The prime minister delivered a speech at a collective opening ceremony hosted by the Environment and Urban Planning Ministry.

“We put the dreamer Kılıçdaroğlu’s mindset in the grave…when you have this much success, people pride themselves on their accomplishments. We know what happened to the SSK [Social Security Institution], which he received in the 1990s without any debt,” he said, referring to the main opposition Republican People’s Party (CHP) leader Kemal Kılıçdaroğlu’s past as the head of the SSK.

In late March, in a counter move against the CHP leader, who vowed to give two bonus wages to 10 million Turkish pensioners, Davutoğlu pledged a pension hike as part of his pre-election campaign.

“We are striving toward a free and clean Turkey. We are working to leave a clean Turkey to the generations after us,” he said.
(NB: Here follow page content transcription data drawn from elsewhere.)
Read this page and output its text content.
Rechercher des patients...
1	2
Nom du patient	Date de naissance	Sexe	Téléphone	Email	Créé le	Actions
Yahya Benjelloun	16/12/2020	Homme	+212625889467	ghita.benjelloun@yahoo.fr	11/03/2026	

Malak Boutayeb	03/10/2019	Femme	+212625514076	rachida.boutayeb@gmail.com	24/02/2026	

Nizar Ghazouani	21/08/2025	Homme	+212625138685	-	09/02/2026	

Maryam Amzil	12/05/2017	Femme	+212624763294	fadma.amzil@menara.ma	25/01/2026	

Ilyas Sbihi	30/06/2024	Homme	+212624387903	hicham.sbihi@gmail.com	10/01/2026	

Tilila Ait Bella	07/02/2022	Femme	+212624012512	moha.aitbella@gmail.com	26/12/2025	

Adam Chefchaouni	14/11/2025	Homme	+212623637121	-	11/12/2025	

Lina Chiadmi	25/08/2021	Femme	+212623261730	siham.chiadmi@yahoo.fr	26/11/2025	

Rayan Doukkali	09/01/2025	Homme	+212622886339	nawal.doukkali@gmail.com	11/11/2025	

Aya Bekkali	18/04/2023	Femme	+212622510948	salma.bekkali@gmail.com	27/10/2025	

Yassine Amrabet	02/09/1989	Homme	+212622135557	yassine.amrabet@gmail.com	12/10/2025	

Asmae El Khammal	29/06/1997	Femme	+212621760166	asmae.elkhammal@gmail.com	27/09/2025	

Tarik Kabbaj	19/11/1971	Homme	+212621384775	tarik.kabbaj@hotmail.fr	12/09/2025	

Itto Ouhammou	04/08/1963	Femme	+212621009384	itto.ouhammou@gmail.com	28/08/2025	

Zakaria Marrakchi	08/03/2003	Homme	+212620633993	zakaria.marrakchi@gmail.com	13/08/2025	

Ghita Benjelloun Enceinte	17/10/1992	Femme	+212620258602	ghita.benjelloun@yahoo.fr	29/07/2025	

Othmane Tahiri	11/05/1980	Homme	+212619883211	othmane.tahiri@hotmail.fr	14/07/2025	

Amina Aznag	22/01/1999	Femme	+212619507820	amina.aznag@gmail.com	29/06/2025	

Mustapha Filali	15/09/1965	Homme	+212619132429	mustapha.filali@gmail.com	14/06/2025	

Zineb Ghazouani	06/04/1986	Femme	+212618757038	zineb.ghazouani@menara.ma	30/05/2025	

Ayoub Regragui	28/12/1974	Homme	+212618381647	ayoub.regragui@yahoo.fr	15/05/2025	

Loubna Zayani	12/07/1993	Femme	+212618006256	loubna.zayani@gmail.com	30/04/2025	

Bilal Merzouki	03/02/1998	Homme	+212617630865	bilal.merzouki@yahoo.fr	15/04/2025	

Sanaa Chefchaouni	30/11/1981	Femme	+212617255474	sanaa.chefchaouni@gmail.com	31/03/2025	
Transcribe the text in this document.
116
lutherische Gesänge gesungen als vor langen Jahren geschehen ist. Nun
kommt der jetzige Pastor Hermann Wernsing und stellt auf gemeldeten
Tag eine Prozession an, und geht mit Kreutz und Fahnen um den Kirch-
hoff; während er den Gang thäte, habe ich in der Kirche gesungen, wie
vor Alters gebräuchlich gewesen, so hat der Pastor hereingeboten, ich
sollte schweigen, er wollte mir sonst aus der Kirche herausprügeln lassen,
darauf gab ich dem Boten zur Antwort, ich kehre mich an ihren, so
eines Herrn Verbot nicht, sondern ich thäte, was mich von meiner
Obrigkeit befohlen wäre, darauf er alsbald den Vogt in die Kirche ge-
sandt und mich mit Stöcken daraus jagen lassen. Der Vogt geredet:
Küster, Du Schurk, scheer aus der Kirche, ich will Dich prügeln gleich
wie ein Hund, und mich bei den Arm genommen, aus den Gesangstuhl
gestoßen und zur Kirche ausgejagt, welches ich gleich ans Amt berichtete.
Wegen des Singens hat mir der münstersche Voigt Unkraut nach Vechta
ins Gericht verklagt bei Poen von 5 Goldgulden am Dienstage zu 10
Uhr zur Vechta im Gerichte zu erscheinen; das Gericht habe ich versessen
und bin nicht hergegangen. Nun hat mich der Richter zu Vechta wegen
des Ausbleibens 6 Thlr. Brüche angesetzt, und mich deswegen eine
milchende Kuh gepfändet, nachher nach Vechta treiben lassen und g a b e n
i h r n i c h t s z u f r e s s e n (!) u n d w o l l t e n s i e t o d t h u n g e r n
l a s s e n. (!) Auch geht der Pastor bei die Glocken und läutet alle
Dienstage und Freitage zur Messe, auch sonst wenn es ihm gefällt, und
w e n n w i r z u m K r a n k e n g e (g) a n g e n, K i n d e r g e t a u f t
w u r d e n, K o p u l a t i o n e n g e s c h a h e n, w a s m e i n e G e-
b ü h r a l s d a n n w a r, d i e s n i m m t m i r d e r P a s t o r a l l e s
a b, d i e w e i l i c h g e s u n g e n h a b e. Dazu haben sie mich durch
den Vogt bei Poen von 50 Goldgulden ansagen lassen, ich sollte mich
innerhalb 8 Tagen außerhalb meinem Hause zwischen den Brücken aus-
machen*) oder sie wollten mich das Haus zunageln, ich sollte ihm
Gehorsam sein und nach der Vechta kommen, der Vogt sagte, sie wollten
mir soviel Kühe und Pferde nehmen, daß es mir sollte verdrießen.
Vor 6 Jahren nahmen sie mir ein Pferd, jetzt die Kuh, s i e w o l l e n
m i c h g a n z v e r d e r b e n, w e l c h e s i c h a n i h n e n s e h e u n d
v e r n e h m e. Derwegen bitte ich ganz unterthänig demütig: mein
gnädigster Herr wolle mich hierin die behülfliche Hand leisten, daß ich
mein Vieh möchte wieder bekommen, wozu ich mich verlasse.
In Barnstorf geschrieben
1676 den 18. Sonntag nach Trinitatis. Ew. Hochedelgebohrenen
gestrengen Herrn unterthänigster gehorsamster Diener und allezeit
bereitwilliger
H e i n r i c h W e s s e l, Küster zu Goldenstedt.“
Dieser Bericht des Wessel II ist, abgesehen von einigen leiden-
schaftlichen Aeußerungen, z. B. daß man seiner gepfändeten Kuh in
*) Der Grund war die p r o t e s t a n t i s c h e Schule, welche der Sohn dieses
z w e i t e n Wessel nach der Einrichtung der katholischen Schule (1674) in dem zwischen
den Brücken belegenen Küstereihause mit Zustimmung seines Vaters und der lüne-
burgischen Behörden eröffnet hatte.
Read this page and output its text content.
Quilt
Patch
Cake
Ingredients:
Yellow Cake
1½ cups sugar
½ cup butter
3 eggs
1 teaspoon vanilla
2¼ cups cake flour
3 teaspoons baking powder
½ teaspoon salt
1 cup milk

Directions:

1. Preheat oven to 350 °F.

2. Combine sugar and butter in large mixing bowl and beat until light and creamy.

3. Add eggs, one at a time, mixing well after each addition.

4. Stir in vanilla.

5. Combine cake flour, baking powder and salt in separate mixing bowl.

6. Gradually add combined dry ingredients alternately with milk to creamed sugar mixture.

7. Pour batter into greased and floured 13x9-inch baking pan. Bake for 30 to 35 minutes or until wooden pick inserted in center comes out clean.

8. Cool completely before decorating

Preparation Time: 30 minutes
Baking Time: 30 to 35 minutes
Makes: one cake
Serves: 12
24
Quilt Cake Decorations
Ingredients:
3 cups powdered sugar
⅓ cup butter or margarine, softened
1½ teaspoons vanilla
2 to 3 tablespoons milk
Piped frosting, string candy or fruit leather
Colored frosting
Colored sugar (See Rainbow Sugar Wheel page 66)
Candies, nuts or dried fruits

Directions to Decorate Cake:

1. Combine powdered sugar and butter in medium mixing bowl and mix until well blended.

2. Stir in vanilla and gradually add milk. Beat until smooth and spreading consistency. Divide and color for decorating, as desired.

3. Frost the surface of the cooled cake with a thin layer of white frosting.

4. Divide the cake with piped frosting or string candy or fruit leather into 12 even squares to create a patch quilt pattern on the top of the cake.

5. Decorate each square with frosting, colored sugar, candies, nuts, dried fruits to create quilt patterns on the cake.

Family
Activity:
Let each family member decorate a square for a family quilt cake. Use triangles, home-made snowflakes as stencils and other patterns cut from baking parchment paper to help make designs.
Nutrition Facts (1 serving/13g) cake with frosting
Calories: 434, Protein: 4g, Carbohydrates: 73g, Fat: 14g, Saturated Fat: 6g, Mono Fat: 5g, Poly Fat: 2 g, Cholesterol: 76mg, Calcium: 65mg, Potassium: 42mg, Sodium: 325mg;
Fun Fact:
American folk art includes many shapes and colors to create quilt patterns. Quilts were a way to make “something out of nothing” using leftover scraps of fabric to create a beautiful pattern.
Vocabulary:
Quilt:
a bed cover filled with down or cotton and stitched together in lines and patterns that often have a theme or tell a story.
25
Referring to the time before the AKP first came to power in 2002, Davutoğlu said: “[Turkey] needed help. The Turkey that used to lie in the front of IMF’s door to get small loans is now mighty. We do not need anybody’s help. We are the one who helps now… There were bad times when a torn-down city was being cleaned with a sewage truck. There used to be a smell. But that smell will no longer come from Turkey. The stinky Turkey went away and now, there is a good-smelling Turkey. Stinky both physically and ethically, [the smells] are all gone.”